Verify Stokes Theorem vector field $\vec{F} = (y, −x, xyz)$

Question

Verify Stokes’ theorem for the vector field $$\vec{F} = (y, −x, xyz)$$ and the open surface given in cylindrical polar coordinates by $ρ + z = a$, with $z > 0$, and $a > 0$

How do I obtain the surface and bounds?

Answer 1

First, let's state Stokes' theorem: $$ \oint_\Gamma F \cdot d\Gamma = \iint_S \nabla \times F \cdot dS $$ Before starting computing integrals, one should visualize the geometry of the problem. In this case, $S$ stands for a cone geometry, whose tall is $a$ and its base is centered at $(0,0,0)$, while $\Gamma$ stands for its bound, i.e. circumference whose radius is $a$ and is centered at the origin.
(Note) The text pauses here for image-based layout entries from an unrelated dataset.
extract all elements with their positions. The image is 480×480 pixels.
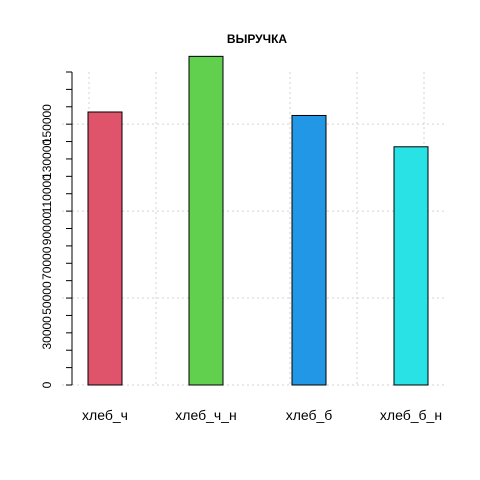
y-tick-label: 70000 [40,246,54,280]
y-tick-label: 110000 [40,174,54,213]
x-category-label: хлеб_б_н [380,407,442,423]
x-category-label: хлеб_ч_н [175,407,236,423]
chart-title: ВЫРУЧКА [227,32,287,46]
bars [87,55,429,386]
y-tick-label: 150000 [40,104,54,144]
bar-хлеб_ч [87,111,123,386]
x-category-label: хлеб_б [286,407,333,423]
y-tick-label: 130000 [40,139,54,179]
bar-хлеб_б_н [393,146,429,386]
y-tick-label: 50000 [40,281,54,315]
y-tick-label: 30000 [40,316,54,350]
y-tick-label: 90000 [40,211,54,245]
bar-хлеб_ч_н [188,55,224,386]
x-axis-labels: хлеб_ч хлеб_ч_н хлеб_б хлеб_б_н [82,407,442,423]
x-category-label: хлеб_ч [82,407,128,423]
bar-хлеб_б [291,114,327,386]
y-tick-label: 0 [40,381,54,388]
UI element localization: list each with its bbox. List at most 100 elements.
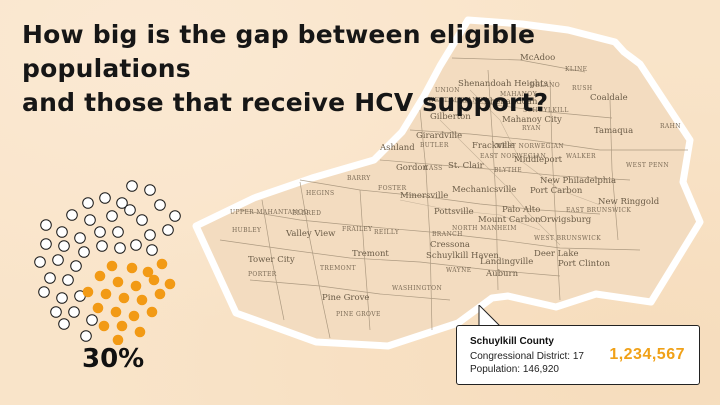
- map-label: BUTLER: [420, 142, 449, 149]
- filled-dot: [92, 302, 104, 314]
- empty-dot: [106, 210, 118, 222]
- map-label: WEST BRUNSWICK: [534, 235, 601, 242]
- filled-dot: [136, 294, 148, 306]
- map-label: Gilberton: [430, 112, 471, 122]
- map-label: Mahanoy City: [502, 115, 562, 125]
- empty-dot: [162, 224, 174, 236]
- empty-dot: [130, 239, 142, 251]
- map-label: New Ringgold: [598, 197, 660, 207]
- empty-dot: [56, 292, 68, 304]
- empty-dot: [144, 229, 156, 241]
- dot-cluster: [34, 180, 181, 345]
- filled-dot: [146, 306, 158, 318]
- empty-dot: [74, 232, 86, 244]
- empty-dot: [80, 330, 92, 342]
- map-label: Shenandoah: [484, 97, 538, 107]
- filled-dot: [134, 326, 146, 338]
- map-label: MAHANOY: [500, 91, 538, 98]
- map-label: Pine Grove: [322, 293, 369, 303]
- filled-dot: [164, 278, 176, 290]
- map-label: Middleport: [514, 155, 563, 165]
- county-outline: [192, 16, 704, 350]
- filled-dot: [118, 292, 130, 304]
- empty-dot: [124, 204, 136, 216]
- filled-dot: [130, 280, 142, 292]
- map-label: PORTER: [248, 271, 277, 278]
- empty-dot: [126, 180, 138, 192]
- filled-dot: [154, 288, 166, 300]
- filled-dot: [82, 286, 94, 298]
- map-label: Cressona: [430, 240, 470, 250]
- map-label: SCHUYLKILL: [523, 107, 569, 114]
- map-label: Mechanicsville: [452, 185, 516, 195]
- map-label: KLINE: [565, 66, 587, 73]
- map-label: WEST MAHANOY: [428, 97, 488, 104]
- county-tooltip: Schuylkill County Congressional District…: [456, 325, 700, 385]
- map-label: Girardville: [416, 131, 462, 141]
- empty-dot: [50, 306, 62, 318]
- map-label: Frackville: [472, 141, 515, 151]
- empty-dot: [94, 226, 106, 238]
- map-label: McAdoo: [520, 53, 555, 63]
- map-label: NORTH MANHEIM: [452, 225, 517, 232]
- percent-label: 30%: [82, 344, 145, 374]
- map-label: UPPER MAHANTANGO: [230, 209, 309, 216]
- map-label: DELANO: [530, 82, 560, 89]
- map-label: ELDRED: [292, 210, 321, 217]
- map-label: Auburn: [485, 269, 519, 279]
- empty-dot: [114, 242, 126, 254]
- map-label: Schuylkill Haven: [426, 251, 499, 261]
- map-label: Port Carbon: [530, 186, 583, 196]
- map-label: Mount Carbon: [478, 215, 541, 225]
- map-label: Orwigsburg: [540, 215, 592, 225]
- empty-dot: [116, 197, 128, 209]
- map-label: St. Clair: [448, 161, 485, 171]
- map-label: REILLY: [374, 229, 400, 236]
- map-label: RYAN: [522, 125, 541, 132]
- tooltip-value: 1,234,567: [609, 346, 685, 363]
- empty-dot: [66, 209, 78, 221]
- empty-dot: [112, 226, 124, 238]
- map-label: EAST BRUNSWICK: [566, 207, 631, 214]
- map-label: RAHN: [660, 123, 681, 130]
- tooltip-pointer: [478, 305, 502, 327]
- map-label: HEGINS: [306, 190, 335, 197]
- map-label: Gordon: [396, 163, 429, 173]
- map-label: HUBLEY: [232, 227, 262, 234]
- empty-dot: [40, 219, 52, 231]
- empty-dot: [82, 197, 94, 209]
- map-label: PINE GROVE: [336, 311, 381, 318]
- empty-dot: [56, 226, 68, 238]
- map-label: Minersville: [400, 191, 448, 201]
- map-label: RUSH: [572, 85, 593, 92]
- empty-dot: [34, 256, 46, 268]
- filled-dot: [116, 320, 128, 332]
- tooltip-population: Population: 146,920: [470, 364, 559, 375]
- map-label: WAYNE: [446, 267, 472, 274]
- empty-dot: [99, 192, 111, 204]
- filled-dot: [100, 288, 112, 300]
- map-label: Deer Lake: [534, 249, 579, 259]
- empty-dot: [84, 214, 96, 226]
- empty-dot: [144, 184, 156, 196]
- map-label: Ashland: [379, 143, 415, 153]
- map-label: TREMONT: [320, 265, 356, 272]
- empty-dot: [96, 240, 108, 252]
- empty-dot: [70, 260, 82, 272]
- map-label: New Philadelphia: [540, 176, 616, 186]
- empty-dot: [52, 254, 64, 266]
- filled-dot: [112, 334, 124, 345]
- map-label: BLYTHE: [494, 167, 522, 174]
- empty-dot: [58, 240, 70, 252]
- township-lines: [219, 57, 688, 339]
- map-label: Port Clinton: [558, 259, 611, 269]
- tooltip-county: Schuylkill County: [470, 336, 554, 347]
- filled-dot: [142, 266, 154, 278]
- filled-dot: [112, 276, 124, 288]
- filled-dot: [126, 262, 138, 274]
- filled-dot: [98, 320, 110, 332]
- map-label: BRANCH: [432, 231, 463, 238]
- map-label: FRAILEY: [342, 226, 373, 233]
In this case, the easier part is the left hand side, which is immediately obtained (taking into account the relationship between $(x,y)$ and $(r,\theta)$): $$\oint_\Gamma F \cdot d\Gamma = \int_0^{2\pi} \left( {\begin{array}{c} y \\ -x \\ xyz \\ \end{array} } \right) \cdot \left( {\begin{array}{c} -\sin(\theta) \\ \cos(\theta) \\ 0 \\ \end{array} } \right) a d\theta = \int_0^{2\pi} \left( {\begin{array}{c} a\sin(\theta) \\ -a\cos(\theta) \\ -z a^2 \cos(\theta)\sin(\theta) \\ \end{array} } \right) \cdot \left( {\begin{array}{c} -\sin(\theta) \\ \cos(\theta) \\ 0 \\ \end{array} } \right) a d\theta $$ Leading to: $$\oint_\Gamma F \cdot d\Gamma = \int_0^{2\pi} -a^2 (\cos^2(\theta)+\sin^2(\theta)) d\theta = -2\pi a^2$$

It remains to prove the right hand side. First, start computing the curl of the $F$ field: $$\nabla \times F = \left( {\begin{array}{c} xz \\ -yz \\ -2 \\ \end{array} } \right) = \left( {\begin{array}{c} zr\cos(\theta) \\ -zr\sin(\theta) \\ -2 \\ \end{array} } \right) $$ Once the curl has been computed, go on with $dS$. You can decompose in an unitary vector and its magnitude: $$ dS = \vert dS \vert u_{dS}$$ Where by geometry: $$\vert dS \vert = \sqrt{2} r dz d\theta$$ And: $$u_{dS} = \left( {\begin{array}{c} \cos(\theta)/\sqrt{2} \\ \sin(\theta)/\sqrt{2} \\ 1/\sqrt{2} \\ \end{array} } \right) $$

Once we have $\nabla \times F$ and $dS$, we can compute the integral term $\nabla \times F \cdot dS$: $$\nabla \times F \cdot dS = [zr(\cos^2(\theta)-\sin^2(\theta))-2]rdzd\theta$$

This term has to be evaluated in all $S$. We can parametrize $S$ with $\theta$ and $r$ and remembering that $r=a-z$, i.e. $S= \left\{ (r,\theta,z) \vert 0 \leq z \leq a, 0 \leq \theta < 2\pi, r = a-z\right\}$:

$$ \iint_S \nabla \times F \cdot dS = \int_0^{2\pi} \int_0^a [z(a-z)(\cos^2(\theta)-\sin^2(\theta))-2](a-z)dz d\theta $$

As $\int_0^{2\pi} (\cos^2(\theta)-\sin^2(\theta)) d\theta = 0$:

$$ \iint_S \nabla \times F \cdot dS = \int_0^{2\pi} \int_0^a -2(a-z)dz d\theta = -2\pi a^2 $$

Obtaining a result which, of curse, is consistent with Stokes'theorem.